Hoge Raad, 13-04-2021, ECLI:NL:HR:2021:563, 19/02993
Hoge Raad, 13-04-2021, ECLI:NL:HR:2021:563, 19/02993
Gegevens
- Instantie
- Hoge Raad
- Datum uitspraak
- 13 april 2021
- Datum publicatie
- 13 april 2021
- ECLI
- ECLI:NL:HR:2021:563
- Formele relaties
- Conclusie: ECLI:NL:PHR:2021:375
- Zaaknummer
- 19/02993
Inhoudsindicatie
Profijtontneming. Middelen over 1. verwerping preliminair verweer strekkende tot nietigverklaring oproeping ontnemingszaak in e.a. en 2. vaststelling omvang w.v.v., i.h.b. v.w.b. doorberekening eerdere oogsten. HR: art. 81.1 RO. Samenhang met 19/02989.
Uitspraak
HOGE RAAD DER NEDERLANDEN
STRAFKAMER
Nummer 19/02993 P
Datum 13 april 2021
ARREST
op het beroep in cassatie tegen een uitspraak van het gerechtshof 's-Hertogenbosch van 17 juni 2019, nummer 20-002692-18, op een vordering tot ontneming van wederrechtelijk verkregen voordeel ten laste
van
[betrokkene],
geboren te [geboorteplaats] op [geboortedatum] 1957,
hierna: de betrokkene.
1 Procesverloop in cassatie
Het beroep is ingesteld door de betrokkene. Namens deze heeft R.A.J. Verploegh, advocaat te 's-Gravenhage, bij schriftuur cassatiemiddelen voorgesteld. De schriftuur is aan dit arrest gehecht en maakt daarvan deel uit.

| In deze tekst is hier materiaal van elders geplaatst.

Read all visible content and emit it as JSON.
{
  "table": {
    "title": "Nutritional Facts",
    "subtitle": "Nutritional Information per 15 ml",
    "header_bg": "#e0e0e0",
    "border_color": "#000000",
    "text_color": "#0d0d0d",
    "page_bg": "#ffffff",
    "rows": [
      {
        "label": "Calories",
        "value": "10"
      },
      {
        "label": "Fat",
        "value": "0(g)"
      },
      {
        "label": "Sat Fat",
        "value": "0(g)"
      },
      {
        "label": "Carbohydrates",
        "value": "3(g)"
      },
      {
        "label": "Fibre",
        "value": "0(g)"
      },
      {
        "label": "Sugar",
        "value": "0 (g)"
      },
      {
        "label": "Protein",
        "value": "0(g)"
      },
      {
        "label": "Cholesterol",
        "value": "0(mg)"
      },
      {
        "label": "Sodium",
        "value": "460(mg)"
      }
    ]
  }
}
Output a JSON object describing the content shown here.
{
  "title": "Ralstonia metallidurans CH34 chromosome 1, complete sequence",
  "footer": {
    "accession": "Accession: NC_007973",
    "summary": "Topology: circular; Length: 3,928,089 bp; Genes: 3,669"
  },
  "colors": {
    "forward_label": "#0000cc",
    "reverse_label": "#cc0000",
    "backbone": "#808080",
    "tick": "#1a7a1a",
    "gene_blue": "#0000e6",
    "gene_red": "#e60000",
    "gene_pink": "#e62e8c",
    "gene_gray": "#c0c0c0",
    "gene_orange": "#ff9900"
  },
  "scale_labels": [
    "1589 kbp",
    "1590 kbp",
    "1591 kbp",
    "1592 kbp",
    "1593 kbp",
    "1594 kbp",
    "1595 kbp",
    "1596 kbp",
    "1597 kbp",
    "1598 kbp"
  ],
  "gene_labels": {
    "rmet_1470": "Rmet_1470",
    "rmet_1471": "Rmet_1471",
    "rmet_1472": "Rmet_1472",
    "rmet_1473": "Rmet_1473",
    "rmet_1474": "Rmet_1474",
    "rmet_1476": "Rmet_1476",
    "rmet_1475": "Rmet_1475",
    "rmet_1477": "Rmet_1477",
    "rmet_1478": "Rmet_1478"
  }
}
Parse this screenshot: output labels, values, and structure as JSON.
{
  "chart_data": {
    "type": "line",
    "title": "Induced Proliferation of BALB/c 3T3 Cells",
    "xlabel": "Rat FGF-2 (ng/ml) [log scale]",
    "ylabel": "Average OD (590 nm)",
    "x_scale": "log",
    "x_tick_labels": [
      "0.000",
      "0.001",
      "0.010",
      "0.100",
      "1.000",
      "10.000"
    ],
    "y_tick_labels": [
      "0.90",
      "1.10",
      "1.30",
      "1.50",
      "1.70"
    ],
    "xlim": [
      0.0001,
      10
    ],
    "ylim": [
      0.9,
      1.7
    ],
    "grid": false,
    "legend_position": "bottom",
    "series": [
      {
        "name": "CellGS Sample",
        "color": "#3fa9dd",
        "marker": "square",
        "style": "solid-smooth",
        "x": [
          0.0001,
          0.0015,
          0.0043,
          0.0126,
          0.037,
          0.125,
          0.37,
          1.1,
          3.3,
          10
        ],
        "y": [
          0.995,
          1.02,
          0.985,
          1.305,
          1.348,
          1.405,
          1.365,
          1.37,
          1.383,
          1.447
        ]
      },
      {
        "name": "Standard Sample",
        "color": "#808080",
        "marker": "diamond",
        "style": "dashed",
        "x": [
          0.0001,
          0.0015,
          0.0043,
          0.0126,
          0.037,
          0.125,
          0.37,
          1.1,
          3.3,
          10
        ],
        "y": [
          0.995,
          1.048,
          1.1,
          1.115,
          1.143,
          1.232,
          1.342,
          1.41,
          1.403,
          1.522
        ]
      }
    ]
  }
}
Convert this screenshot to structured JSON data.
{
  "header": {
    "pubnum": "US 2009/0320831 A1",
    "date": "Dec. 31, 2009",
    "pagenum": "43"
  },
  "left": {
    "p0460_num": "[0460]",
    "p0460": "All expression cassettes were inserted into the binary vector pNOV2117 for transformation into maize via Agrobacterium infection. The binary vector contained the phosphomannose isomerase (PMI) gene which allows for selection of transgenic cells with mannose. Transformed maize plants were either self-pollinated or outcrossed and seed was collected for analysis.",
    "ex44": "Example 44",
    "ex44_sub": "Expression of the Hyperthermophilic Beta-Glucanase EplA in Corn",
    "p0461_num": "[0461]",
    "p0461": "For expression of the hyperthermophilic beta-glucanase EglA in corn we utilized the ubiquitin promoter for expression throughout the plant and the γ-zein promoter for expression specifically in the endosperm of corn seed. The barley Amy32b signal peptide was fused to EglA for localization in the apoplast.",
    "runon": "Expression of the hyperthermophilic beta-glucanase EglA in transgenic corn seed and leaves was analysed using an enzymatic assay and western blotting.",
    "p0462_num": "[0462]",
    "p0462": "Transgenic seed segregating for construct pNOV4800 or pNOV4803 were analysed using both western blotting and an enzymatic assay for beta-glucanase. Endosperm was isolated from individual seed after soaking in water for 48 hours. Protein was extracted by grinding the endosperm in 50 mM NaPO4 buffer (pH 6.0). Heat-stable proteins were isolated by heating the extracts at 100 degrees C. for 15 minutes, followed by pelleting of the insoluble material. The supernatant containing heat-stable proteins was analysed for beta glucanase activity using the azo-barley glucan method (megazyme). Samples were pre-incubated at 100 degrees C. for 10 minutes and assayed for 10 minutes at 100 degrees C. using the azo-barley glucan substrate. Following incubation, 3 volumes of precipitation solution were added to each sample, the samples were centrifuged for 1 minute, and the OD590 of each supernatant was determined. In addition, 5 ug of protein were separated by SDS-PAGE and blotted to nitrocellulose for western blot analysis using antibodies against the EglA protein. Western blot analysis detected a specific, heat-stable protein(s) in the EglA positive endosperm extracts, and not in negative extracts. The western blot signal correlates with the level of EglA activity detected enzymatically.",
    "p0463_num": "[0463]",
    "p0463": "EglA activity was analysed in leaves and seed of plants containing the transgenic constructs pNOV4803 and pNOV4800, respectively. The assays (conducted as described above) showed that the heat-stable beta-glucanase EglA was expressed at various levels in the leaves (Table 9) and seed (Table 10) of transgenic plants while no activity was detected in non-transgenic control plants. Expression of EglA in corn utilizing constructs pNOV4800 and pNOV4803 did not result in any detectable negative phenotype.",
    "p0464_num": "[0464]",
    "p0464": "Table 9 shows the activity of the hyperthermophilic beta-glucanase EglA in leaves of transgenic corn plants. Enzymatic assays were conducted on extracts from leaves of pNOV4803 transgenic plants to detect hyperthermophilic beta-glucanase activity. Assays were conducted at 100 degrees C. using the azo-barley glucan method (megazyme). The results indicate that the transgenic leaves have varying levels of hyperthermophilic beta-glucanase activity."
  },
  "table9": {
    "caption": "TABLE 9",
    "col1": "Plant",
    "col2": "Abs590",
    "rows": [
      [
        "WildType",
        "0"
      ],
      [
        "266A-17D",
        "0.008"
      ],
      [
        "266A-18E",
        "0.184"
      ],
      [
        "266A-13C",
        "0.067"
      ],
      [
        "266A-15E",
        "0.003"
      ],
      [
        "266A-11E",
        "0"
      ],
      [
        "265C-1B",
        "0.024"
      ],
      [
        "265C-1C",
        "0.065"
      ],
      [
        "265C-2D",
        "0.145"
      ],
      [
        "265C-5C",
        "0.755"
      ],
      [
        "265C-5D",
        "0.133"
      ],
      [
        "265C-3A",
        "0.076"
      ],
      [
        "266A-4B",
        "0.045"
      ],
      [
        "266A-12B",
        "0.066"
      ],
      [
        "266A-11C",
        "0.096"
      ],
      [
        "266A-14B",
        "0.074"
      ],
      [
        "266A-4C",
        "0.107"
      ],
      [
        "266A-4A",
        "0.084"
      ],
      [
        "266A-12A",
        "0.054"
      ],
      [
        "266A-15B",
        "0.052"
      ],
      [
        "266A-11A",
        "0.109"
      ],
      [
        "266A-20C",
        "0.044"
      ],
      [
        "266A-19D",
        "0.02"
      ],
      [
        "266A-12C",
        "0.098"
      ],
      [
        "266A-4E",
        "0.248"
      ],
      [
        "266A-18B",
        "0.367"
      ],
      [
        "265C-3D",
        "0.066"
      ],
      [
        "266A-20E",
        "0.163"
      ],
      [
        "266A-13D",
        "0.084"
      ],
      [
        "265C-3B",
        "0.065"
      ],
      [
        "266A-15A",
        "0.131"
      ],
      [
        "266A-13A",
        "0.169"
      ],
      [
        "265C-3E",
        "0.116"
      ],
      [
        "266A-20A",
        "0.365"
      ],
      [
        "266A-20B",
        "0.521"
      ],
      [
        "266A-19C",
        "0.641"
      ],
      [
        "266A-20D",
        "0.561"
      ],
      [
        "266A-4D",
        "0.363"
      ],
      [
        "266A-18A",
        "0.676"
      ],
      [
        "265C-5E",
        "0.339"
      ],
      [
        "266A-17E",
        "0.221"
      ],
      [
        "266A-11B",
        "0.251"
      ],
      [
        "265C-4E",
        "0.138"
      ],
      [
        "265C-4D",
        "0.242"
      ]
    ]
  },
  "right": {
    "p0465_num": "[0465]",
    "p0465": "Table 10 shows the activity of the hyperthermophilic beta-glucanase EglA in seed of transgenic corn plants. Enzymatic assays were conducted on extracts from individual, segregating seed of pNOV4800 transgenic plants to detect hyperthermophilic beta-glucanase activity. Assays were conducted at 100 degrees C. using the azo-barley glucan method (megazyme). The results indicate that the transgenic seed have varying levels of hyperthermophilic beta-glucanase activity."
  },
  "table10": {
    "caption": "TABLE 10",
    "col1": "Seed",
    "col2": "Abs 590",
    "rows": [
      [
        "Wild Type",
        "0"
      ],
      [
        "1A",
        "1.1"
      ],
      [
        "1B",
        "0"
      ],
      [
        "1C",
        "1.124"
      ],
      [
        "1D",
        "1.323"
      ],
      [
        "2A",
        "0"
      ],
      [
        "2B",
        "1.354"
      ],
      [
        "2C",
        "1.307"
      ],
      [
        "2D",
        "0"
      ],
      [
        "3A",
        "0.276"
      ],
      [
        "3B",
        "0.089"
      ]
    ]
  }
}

De advocaat-generaal D.J.C. Aben heeft geconcludeerd tot verwerping van het beroep.
2 Beoordeling van het eerste en het tweede cassatiemiddel
De Hoge Raad heeft de klachten over de uitspraak van het hof beoordeeld. De uitkomst hiervan is dat deze klachten niet kunnen leiden tot vernietiging van die uitspraak. De Hoge Raad hoeft niet te motiveren waarom hij tot dit oordeel is gekomen. Bij de beoordeling van deze klachten is het namelijk niet nodig om antwoord te geven op vragen die van belang zijn voor de eenheid of de ontwikkeling van het recht (zie artikel 81 lid 1 van de Wet op de rechterlijke organisatie).
3 Beslissing
De Hoge Raad verwerpt het beroep.
Dit arrest is gewezen door de vice-president J. de Hullu als voorzitter, en de raadsheren E.S.G.N.A.I. van de Griend en C. Caminada, in bijzijn van de waarnemend griffier E. Schnetz, en uitgesproken ter openbare terechtzitting van 13 april 2021.